The Best Potato for Pommes Aligot

French potatoes, much like French cheese, wine, and bread, are prized for their flavor. Early growing spring varieties are loved for their thin skin and fine texture. While French potato varieties are easily grown in your home garden and likely readily available from your local farmers markets, you'll have trouble finding these early growers into the fall. For pommes Aligot we're using Yukon Gold potatoes for their delicate texture and creamy, buttery flavor.

Peel, chop, and boil the potatoes as you would any potatoes for mashing, until tender. Instead of mashing with a hand-held potato masher, process the potato into a smooth purée quickly and efficiently in a few quick pulses of the food processor.

Have a ricer or food mill? Either of these tools would be ideal for puréeing the potatoes to light and airy perfection.

Aligot is pronounced "ah-lee-go"

(Image credit: Lauren Volo)

The Best Cheese for Pommes Aligot

To really understand the Aligot, you have to understand the Aveyron region of France. Situated in the South of France on the L'Aubrac plateau, Aveyron (and specifically Laguiole, where Aligots namesake cheese hails from) are known for their cows. Aubrac cows are prized for their dairy. Aubrac milk is exceptionally nutty with a flavor often compared to hazelnut, and is used to make Laguiole cheese traditionally used in Aligot.

While pommes Aligot should really be made with Tomme de Laguiole or Tomme d'Auvergne cheese, both of these are hard to find outside of France. So instead, we're using a combination of Gruyère for its melty texture and nutty flavor and fresh mozzarella. I've had the best results with the tiny balls of fresh mozzarella that you can often find in the deli department of the grocery store.

Buy the best-quality cheese you can afford and be sure to stay away from the pre-shredded cheeses for this dish.

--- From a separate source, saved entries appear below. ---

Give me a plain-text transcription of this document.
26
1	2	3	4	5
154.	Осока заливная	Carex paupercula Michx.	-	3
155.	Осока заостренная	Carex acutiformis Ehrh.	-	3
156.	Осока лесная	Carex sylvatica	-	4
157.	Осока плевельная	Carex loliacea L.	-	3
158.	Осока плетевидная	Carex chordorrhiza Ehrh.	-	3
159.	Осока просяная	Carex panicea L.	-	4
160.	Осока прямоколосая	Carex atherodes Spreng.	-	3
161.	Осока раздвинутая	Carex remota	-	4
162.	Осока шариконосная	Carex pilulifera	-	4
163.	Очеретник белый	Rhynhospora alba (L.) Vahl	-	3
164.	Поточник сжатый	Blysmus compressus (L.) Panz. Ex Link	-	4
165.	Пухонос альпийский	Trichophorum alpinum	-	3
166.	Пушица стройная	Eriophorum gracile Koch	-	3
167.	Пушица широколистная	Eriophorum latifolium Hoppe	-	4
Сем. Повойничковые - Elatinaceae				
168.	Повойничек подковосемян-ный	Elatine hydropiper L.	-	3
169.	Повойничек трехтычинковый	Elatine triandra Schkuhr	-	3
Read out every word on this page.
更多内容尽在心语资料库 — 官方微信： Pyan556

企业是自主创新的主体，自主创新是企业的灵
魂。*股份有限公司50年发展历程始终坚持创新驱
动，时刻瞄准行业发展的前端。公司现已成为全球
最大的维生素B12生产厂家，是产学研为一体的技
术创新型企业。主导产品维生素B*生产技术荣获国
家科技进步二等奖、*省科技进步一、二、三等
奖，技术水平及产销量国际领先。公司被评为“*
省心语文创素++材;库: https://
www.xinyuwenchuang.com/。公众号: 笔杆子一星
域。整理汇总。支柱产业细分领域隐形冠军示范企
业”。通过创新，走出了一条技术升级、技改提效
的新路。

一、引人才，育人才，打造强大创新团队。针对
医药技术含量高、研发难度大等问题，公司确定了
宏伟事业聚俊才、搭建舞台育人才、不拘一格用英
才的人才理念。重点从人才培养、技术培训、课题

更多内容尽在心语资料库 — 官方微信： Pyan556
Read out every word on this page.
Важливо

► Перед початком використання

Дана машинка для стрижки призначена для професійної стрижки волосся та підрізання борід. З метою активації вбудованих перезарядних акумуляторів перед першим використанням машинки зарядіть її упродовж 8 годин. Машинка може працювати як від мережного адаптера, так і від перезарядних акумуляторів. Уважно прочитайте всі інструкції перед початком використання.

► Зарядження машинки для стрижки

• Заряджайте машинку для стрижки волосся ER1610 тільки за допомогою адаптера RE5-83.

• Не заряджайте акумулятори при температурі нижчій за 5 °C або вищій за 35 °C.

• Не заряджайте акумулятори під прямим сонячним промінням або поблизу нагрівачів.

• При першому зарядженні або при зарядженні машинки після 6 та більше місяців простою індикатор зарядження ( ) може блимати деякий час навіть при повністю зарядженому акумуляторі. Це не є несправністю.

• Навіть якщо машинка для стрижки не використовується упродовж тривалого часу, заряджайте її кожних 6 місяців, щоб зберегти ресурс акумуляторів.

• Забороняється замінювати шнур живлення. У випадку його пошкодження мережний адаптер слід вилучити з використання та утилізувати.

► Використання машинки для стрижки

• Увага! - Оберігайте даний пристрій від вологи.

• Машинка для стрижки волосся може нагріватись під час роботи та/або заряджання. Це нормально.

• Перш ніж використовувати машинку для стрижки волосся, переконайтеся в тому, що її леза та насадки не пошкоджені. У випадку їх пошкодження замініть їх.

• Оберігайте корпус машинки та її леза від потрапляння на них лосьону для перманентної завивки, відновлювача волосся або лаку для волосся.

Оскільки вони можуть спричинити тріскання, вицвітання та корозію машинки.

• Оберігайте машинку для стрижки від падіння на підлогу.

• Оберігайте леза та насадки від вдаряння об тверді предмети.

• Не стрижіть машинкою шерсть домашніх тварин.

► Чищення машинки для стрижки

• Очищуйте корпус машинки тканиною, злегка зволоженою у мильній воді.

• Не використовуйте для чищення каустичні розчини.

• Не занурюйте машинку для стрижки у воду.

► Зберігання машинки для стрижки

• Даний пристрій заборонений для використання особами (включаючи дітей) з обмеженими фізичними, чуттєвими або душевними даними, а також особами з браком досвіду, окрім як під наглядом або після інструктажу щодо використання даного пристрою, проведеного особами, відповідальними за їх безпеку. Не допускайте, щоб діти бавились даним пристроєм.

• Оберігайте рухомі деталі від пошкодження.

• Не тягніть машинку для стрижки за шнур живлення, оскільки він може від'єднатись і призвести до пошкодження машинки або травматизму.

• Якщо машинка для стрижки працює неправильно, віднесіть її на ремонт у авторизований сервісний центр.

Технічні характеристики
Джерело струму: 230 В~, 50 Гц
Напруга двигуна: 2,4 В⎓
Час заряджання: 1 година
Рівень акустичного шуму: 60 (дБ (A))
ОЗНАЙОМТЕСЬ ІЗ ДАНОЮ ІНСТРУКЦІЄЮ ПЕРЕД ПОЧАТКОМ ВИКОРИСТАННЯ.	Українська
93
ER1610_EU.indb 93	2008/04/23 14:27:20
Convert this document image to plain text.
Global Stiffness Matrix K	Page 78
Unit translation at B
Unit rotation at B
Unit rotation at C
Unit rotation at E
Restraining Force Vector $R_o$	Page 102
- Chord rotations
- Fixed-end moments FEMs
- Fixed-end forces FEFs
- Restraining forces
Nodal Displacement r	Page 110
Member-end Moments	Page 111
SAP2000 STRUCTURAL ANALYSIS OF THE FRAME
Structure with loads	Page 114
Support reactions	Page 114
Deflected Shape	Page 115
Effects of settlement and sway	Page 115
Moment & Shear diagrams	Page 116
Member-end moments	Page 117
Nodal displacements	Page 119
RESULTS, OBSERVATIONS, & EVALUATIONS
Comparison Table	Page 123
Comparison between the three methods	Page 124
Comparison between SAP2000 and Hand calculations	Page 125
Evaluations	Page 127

Read more: A Cheesy Twist on Mashed Potatoes: Pommes Aligot

The Ultimate Cheese Pull

You'll rarely see a photo of pommes Aligot that isn't a wooden spoon poised above the pot of potatoes with a long, luscious pull of cheesy potatoes between the two. This is as much an iconic photo moment as it is a good doneness indicator. Only when the cheese is fully incorporated and melty can you pull the pommes up out of the pot. Be prepared for the potatoes to lose the stringy magic as they cool.

You can keep pommes Aligot in slow cooker set to WARM if you want to serve your masterpiece of potatoes warm and with a little show of luxury for serving.

How To Make Pommes Aligot (Cheesy Whipped Potatoes)

Serves 8 to 10

What You Need

Ingredients
4 pounds Yukon Gold potatoes
2 sticks (8 ounces) unsalted butter, at room temperature
1 1/2 cups heavy cream
2 pounds grated Gruyère cheese
1 pound fresh mozzarella cheese, drained and grated
Kosher salt
Freshly ground white or black pepper

Equipment
Measuring cups
Chef's knife
Cutting board
Grater
Food processor, food mill, potato masher, or ricer
4-quart pot
Colander
Wooden spoon

Instructions

  1. Cook the potatoes: Peel the potatoes and cut into 1-inch cubes. Place the potatoes in a 4-quart pot and cover with cool water. Cover the pot and bring to a boil. Once boiling, uncover and reduce the heat slightly to maintain a simmer. Cook the potatoes until are fork-tender, about 15 minutes.
  2. Purée the potatoes: Drain the potatoes and cool for about 5 minutes. Use a food mill, potato masher, or ricer to finely mash the potatoes, or pulse (but not process) the potatoes into a fine purée in a food processor fitted with the blade attachment. Return the puréed potatoes to the pot.
  3. Add the butter and cream: Return the pot to medium heat. Add the butter and cream and stir until melted.
  4. Beat in the cheese: Add the Gruyère and mozzarella and beat into the potatoes with a wooden spoon. Put some muscle into it until the cheese and potatoes come together and have a stringy, elastic texture.
  5. Season and serve: Season with salt and pepper as needed and serve warm.

Recipe Notes

  • Make ahead: Cook and purée the potatoes up to 2 days in advance. Reheat over low heat until warm before adding the cream and butter and finally the cheese.
  • Storage: Leftovers can be stored in an airtight container in the refrigerator for up to 3 days.